The first step in Nam's research was to prove that tongue movements could be useful at all. This was accomplished first through a series of experiments in which subjects were asked to respond to visual cues by moving their tongues this or that way as their EEG responses were recorded. Crucially, they found that the response lag for the tongue interface is about on par with the normal response time for recognizing a visual cue in college-age individuals.
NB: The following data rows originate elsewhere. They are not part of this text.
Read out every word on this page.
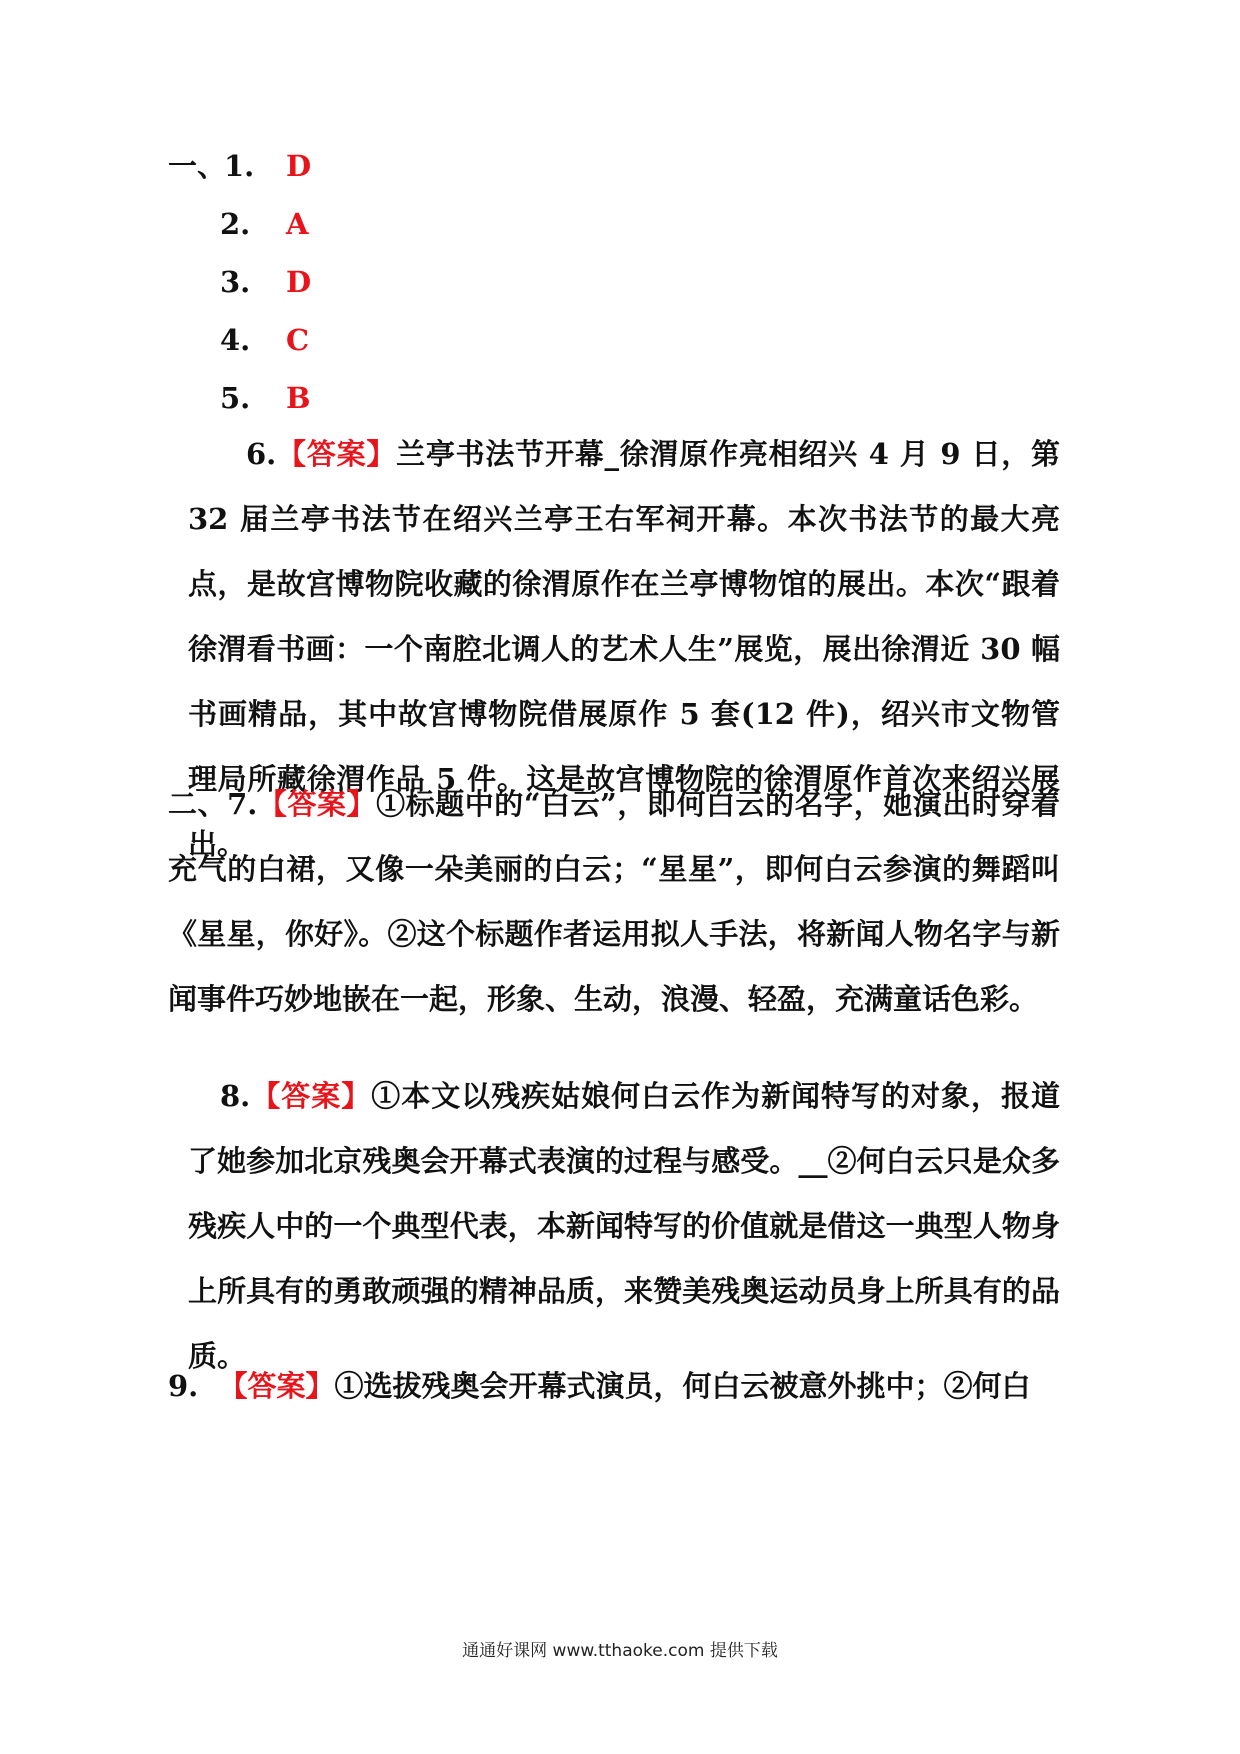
一、1. D
2. A
3. D
4. C
5. B
6.【答案】兰亭书法节开幕_徐渭原作亮相绍兴 4 月 9 日，第 32 届兰亭书法节在绍兴兰亭王右军祠开幕。本次书法节的最大亮点，是故宫博物院收藏的徐渭原作在兰亭博物馆的展出。本次“跟着徐渭看书画：一个南腔北调人的艺术人生”展览，展出徐渭近 30 幅书画精品，其中故宫博物院借展原作 5 套(12 件)，绍兴市文物管理局所藏徐渭作品 5 件。这是故宫博物院的徐渭原作首次来绍兴展出。
二、7.【答案】①标题中的“白云”，即何白云的名字，她演出时穿着充气的白裙，又像一朵美丽的白云；“星星”，即何白云参演的舞蹈叫《星星，你好》。②这个标题作者运用拟人手法，将新闻人物名字与新闻事件巧妙地嵌在一起，形象、生动，浪漫、轻盈，充满童话色彩。
8.【答案】①本文以残疾姑娘何白云作为新闻特写的对象，报道了她参加北京残奥会开幕式表演的过程与感受。__②何白云只是众多残疾人中的一个典型代表，本新闻特写的价值就是借这一典型人物身上所具有的勇敢顽强的精神品质，来赞美残奥运动员身上所具有的品质。
9. 【答案】①选拔残奥会开幕式演员，何白云被意外挑中；②何白
通通好课网 www.tthaoke.com 提供下载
Then, proving that the tongue interface could have a practical application was accomplished by creating a "tongue rudder" which tracks horizontal tongue movements and translates them into directional control for a wheelchair.
Still, perhaps the most interesting potential application of the tongue-machine interface has to do with speech. To capture this sort of information it's neccessary to expand from the horizontal tongue tracking of the wheelchair system to one that can capture both vertical movements and forward-backward movements, both of which play large roles in speech production. In further experiments, Nam and co. were indeed able to identify related EEG activity.
"A fast and reliable technique to trace tongue movements is important for speech scientists who try to understand how speech is controlled by the tongue or how the tongue is disrupted in various speech disorders," the paper explains. "GKP can provide a simple and cost-effective method to trace tongue movements that is able to detect the contact of the tongue with other articulatory organs."
Helping people is cool and all, but just imagine the VR applications of a tongue-machine interface.